La Profecía Rota - Libro 3 de la Saga De Lug

PRIMERA PARTE: El Prisionero - CAPÍTULO 14

Lug estaba preocupado. Ana no había vuelto a aparecer. No sabía cuánto tiempo había pasado en esa celda sin ventanas, no sabía si era de noche o de día, pero juzgaba que ya eran más de veinticuatro horas desde que Ana se había despedido de él con el plan de hurgar entre las cosas del Supremo para descubrir su identidad. Algo estaba mal. El corazón se le encogió al pensar que tal vez habían descubierto a Ana revisando cosas indebidas y que ahora estaría en peligro por su culpa.
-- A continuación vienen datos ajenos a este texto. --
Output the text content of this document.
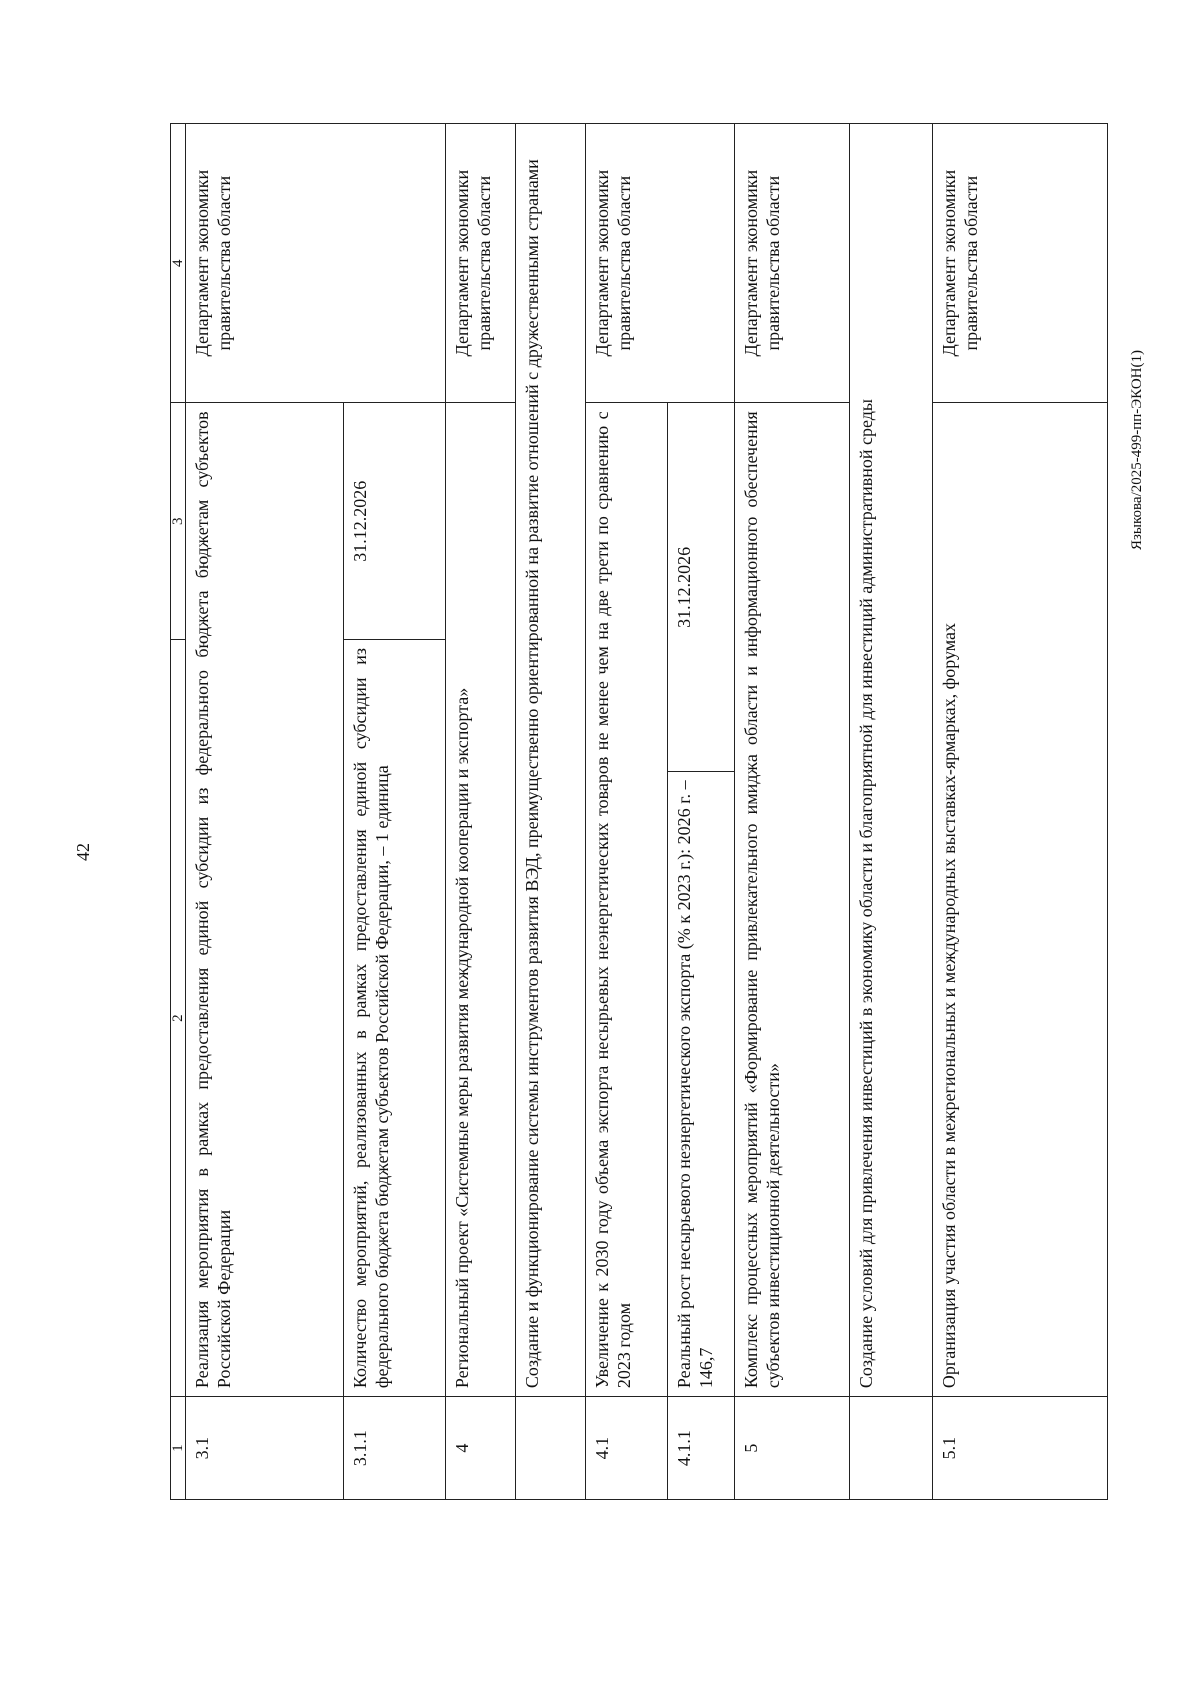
42
Языкова/2025-499-пп-ЭКОН(1)
1	2		3	4
3.1	Реализация мероприятия в рамках предоставления единой субсидии из федерального бюджета бюджетам субъектов Российской Федерации			Департамент экономики правительства области
3.1.1	Количество мероприятий, реализованных в рамках предоставления единой субсидии из федерального бюджета бюджетам субъектов Российской Федерации, – 1 единица		31.12.2026	
4	Региональный проект «Системные меры развития международной кооперации и экспорта»			Департамент экономики правительства области
	Создание и функционирование системы инструментов развития ВЭД, преимущественно ориентированной на развитие отношений с дружественными странами			
4.1	Увеличение к 2030 году объема экспорта несырьевых неэнергетических товаров не менее чем на две трети по сравнению с 2023 годом			Департамент экономики правительства области
4.1.1	Реальный рост несырьевого неэнергетического экспорта (% к 2023 г.): 2026 г. – 146,7	31.12.2026		
5	Комплекс процессных мероприятий «Формирование привлекательного имиджа области и информационного обеспечения субъектов инвестиционной деятельности»			Департамент экономики правительства области
	Создание условий для привлечения инвестиций в экономику области и благоприятной для инвестиций административной среды			
5.1	Организация участия области в межрегиональных и международных выставках-ярмарках, форумах			Департамент экономики правительства области
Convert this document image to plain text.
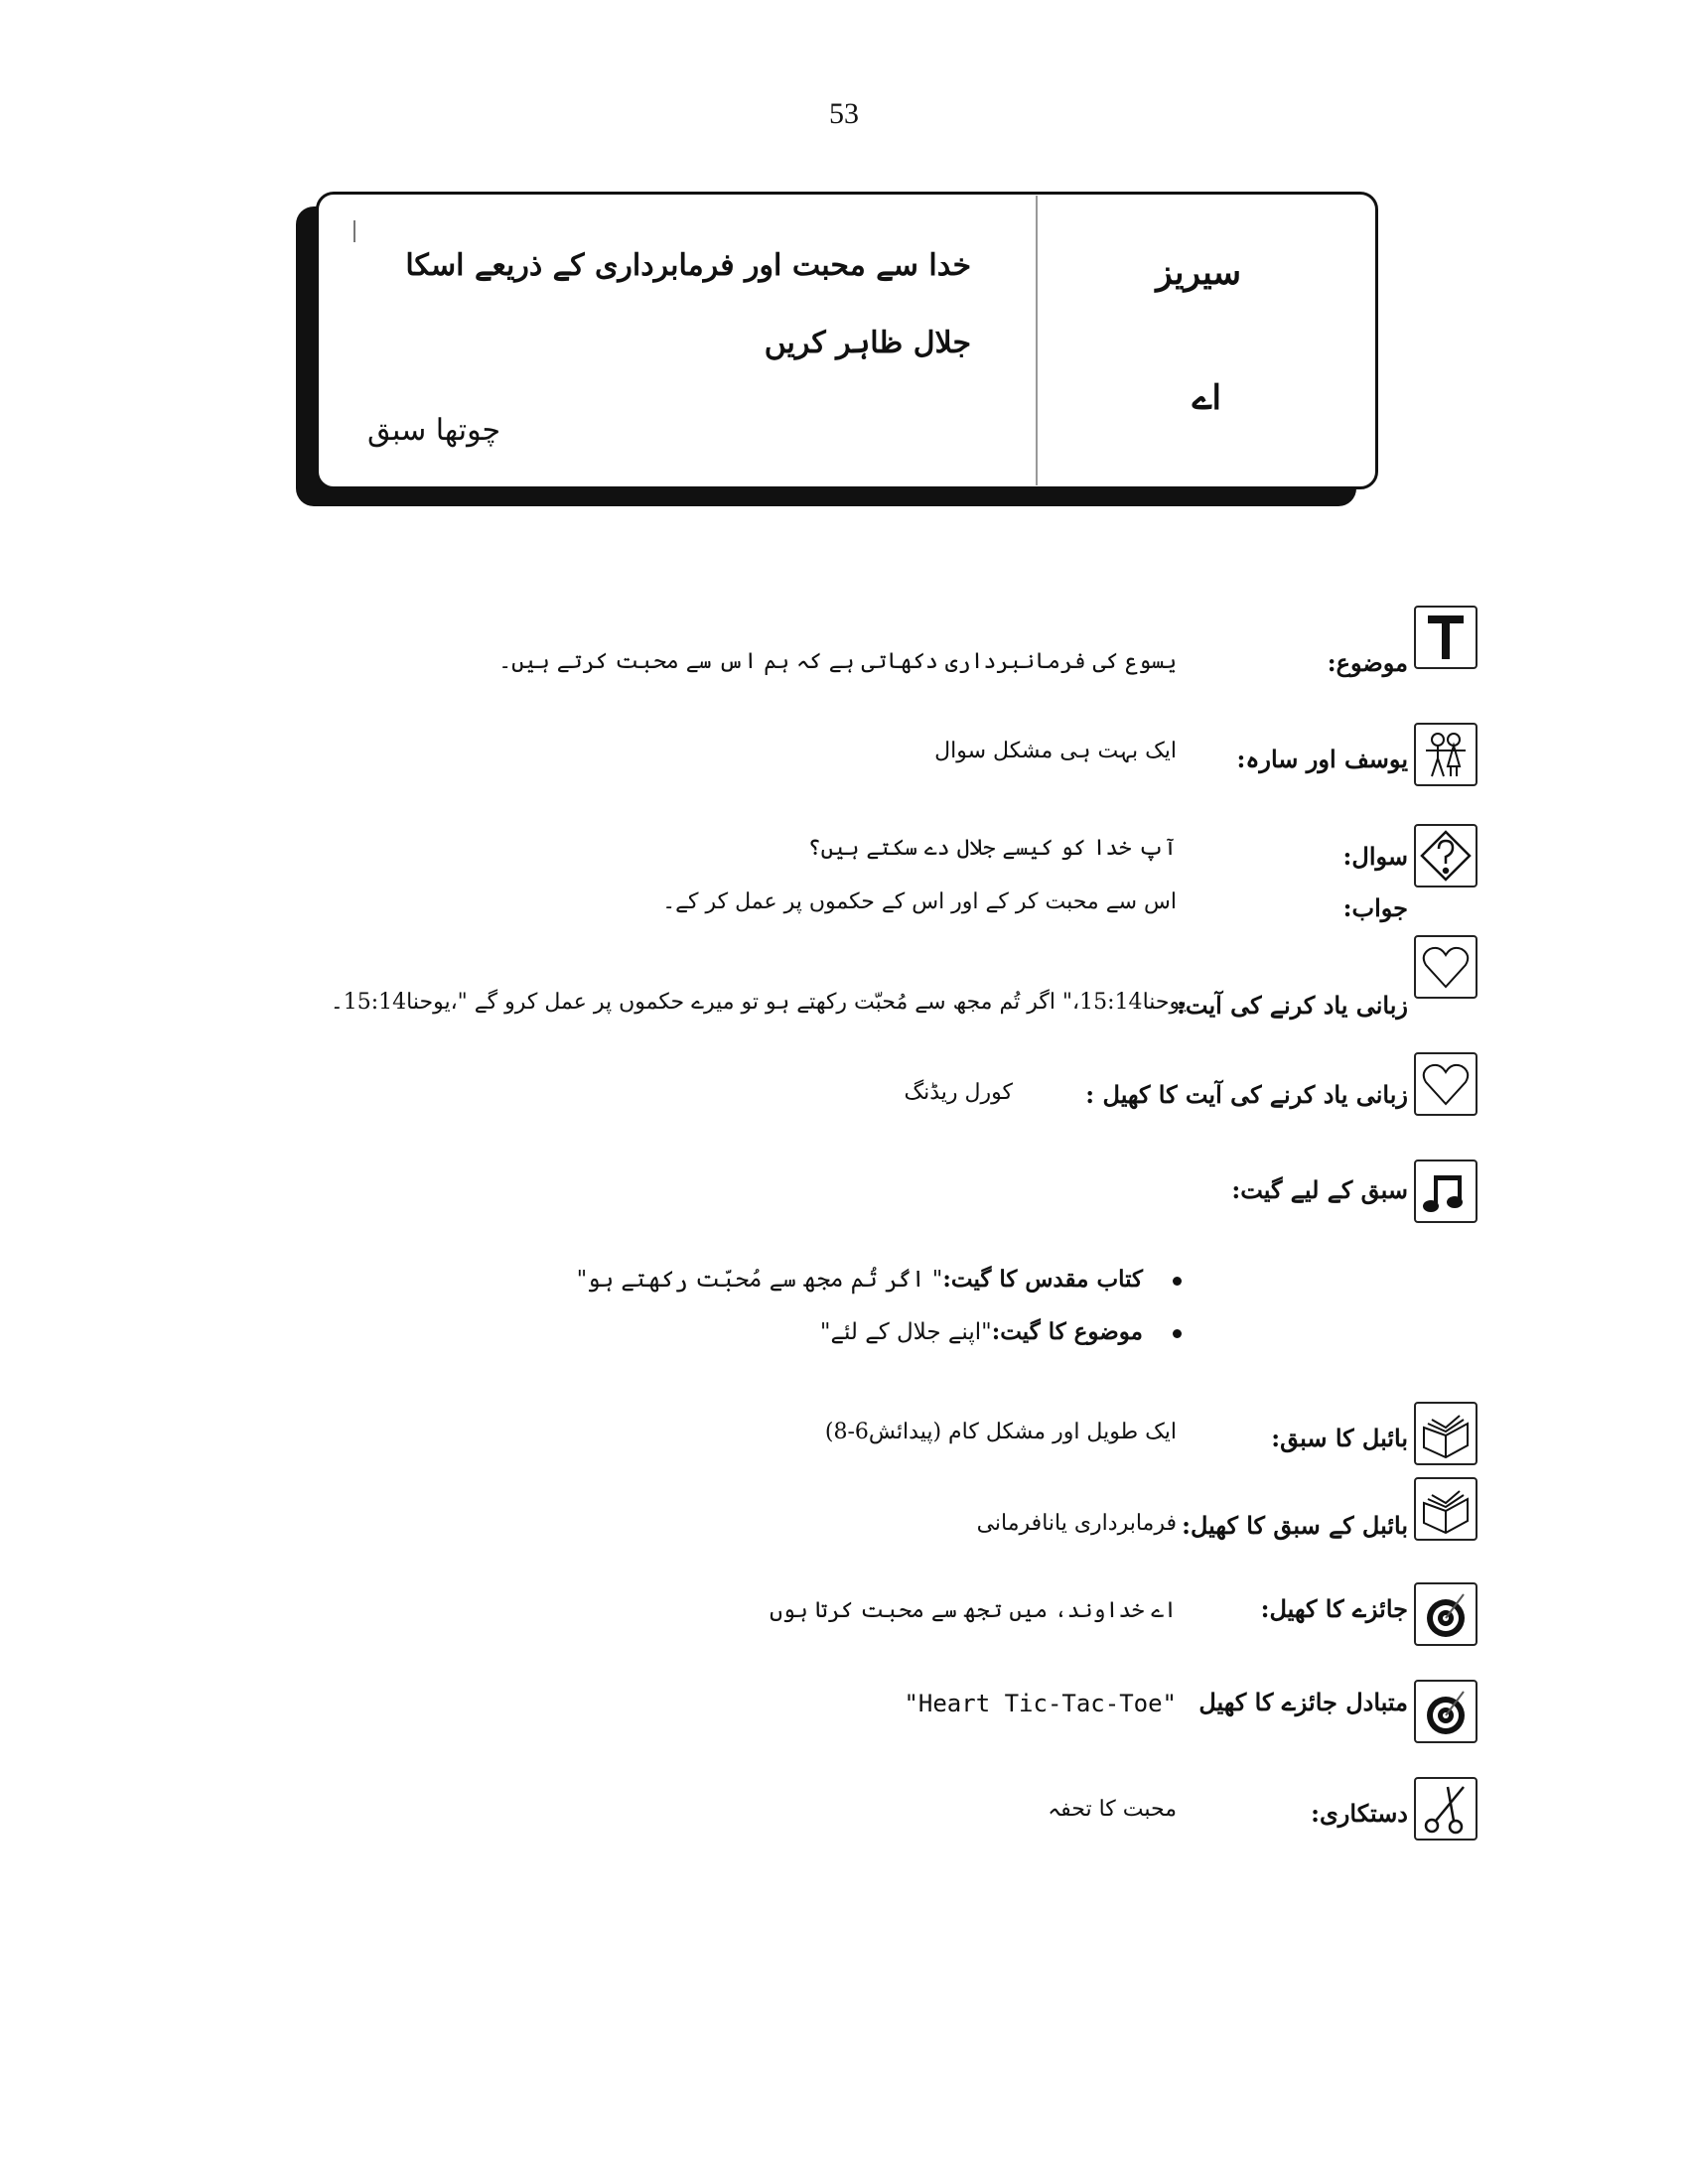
53
سیریز
اے
خدا سے محبت اور فرمابرداری کے ذریعے اسکا
جلال ظاہر کریں
چوتھا سبق
موضوع:
یسوع کی فرمانبرداری دکھاتی ہے کہ ہم اس سے محبت کرتے ہیں۔
یوسف اور سارہ:
ایک بہت ہی مشکل سوال
سوال:
آپ خدا کو کیسے جلال دے سکتے ہیں؟
جواب:
اس سے محبت کر کے اور اس کے حکموں پر عمل کر کے۔
زبانی یاد کرنے کی آیت:
یوحنا15:14،" اگر تُم مجھ سے مُحبّت رکھتے ہو تو میرے حکموں پر عمل کرو گے "،یوحنا15:14۔
زبانی یاد کرنے کی آیت کا کھیل :
کورل ریڈنگ
سبق کے لیے گیت:
کتاب مقدس کا گیت:" اگر تُم مجھ سے مُحبّت رکھتے ہو"
موضوع کا گیت:"اپنے جلال کے لئے"
بائبل کا سبق:
ایک طویل اور مشکل کام (پیدائش6-8)
بائبل کے سبق کا کھیل:
فرمابرداری یانافرمانی
جائزے کا کھیل:
اے خداوند، میں تجھ سے محبت کرتا ہوں
متبادل جائزے کا کھیل
"Heart Tic-Tac-Toe"
دستکاری:
محبت کا تحفہ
Sentía deseos de gritarles a los guardias para que abrieran la celda, y así preguntar por ella, pero sabía que sus gritos solo le ganarían que lo amordazaran de nuevo. No quería estar amordazado. En la oscuridad de la opresiva celda hecha con madera de balmoral, todo lo que podía hacer era esperar.

Su corazón saltó esperanzado al escuchar el tintineo de las llaves y el sonido de los engranajes de la cerradura de la puerta al abrirse.

—¡Ana!— exclamó con alegría al verla entrar presurosa.

Ana ni siquiera lo saludó.

—Beba esto— dijo, sacando de entre sus ropas una extraña botellita con un líquido azulado y acercándolo a sus labios.

            —¿Qué es?— quiso saber Lug.

            —Solo bébalo— repitió ella un tanto nerviosa, mientras lanzaba furtivas miradas a la puerta de la celda para comprobar que los guardias siguieran afuera.

            Lug hizo una mueca al sentir el sabor amargo del brebaje.

            —¿Qué es esto, Ana? ¿Qué ha pasado?— insistió Lug.

            Ella solo le sostuvo el mentón y le vació el contenido del frasco en la boca. El líquido era insoportablemente amargo en su boca. Era escupir o tragar. Lo tragó.

            —Para el mal sabor— dijo Ana, metiéndole un terrón de azúcar en la boca. Lug lo chupó de buena gana.

            Mientras saboreaba el azúcar, Lug vio el moretón violáceo en la mejilla de ella.

            —Ana, ¿qué...? ¿Quién te hizo esto? ¿Qué pasó?

            Ana sacó otro frasco y se puso unos guantes de cuero sin contestar. Abrió la túnica blanca y la camisa hasta dejar el pecho de él al descubierto.

            —¡Ana! ¡Qué estás haciendo!

            —No hay tiempo para que le explique, tendrá que confiar en mí— le dijo ella, sacando un pañuelo.

            Mojó el pañuelo con el líquido y comenzó a frotarlo por su pecho. Un ardor intenso lo invadió.

            —Ahgh, Ana, ¿qué...?

            Ana hizo caso omiso de sus protestas. Volvió a cerrar la camisa y la túnica, y luego desprendió los puños de la camisa, arremangándolo hasta los codos. Frotó más de ese líquido en los antebrazos de él, y volvió a desenrollar y cerrar los puños de la camisa, dejándolos como estaban.

            —Ana, por favor, dime lo que está pasando— pidió Lug, haciendo un esfuerzo por ignorar el ardor insoportable en los brazos y el pecho.

            —Lamento que las cosas tengan que ser así— dijo ella—, pero no se me ocurre otra cosa.

            —Ana, por favor, dime— rogó él.

            —El mensajero volvió con la respuesta— dijo ella con la voz quebrada—. Van a ejecutarlo.

            A Lug le corrió un escalofrío por la espalda. De repente, el ardor que sentía en los brazos y el pecho era la menor de sus preocupaciones. Abrió la boca otra vez para preguntar a Ana por qué le había hecho beber aquél horrible líquido, pero Ana no le dio tiempo, simplemente dio media vuelta y salió apurada de la celda.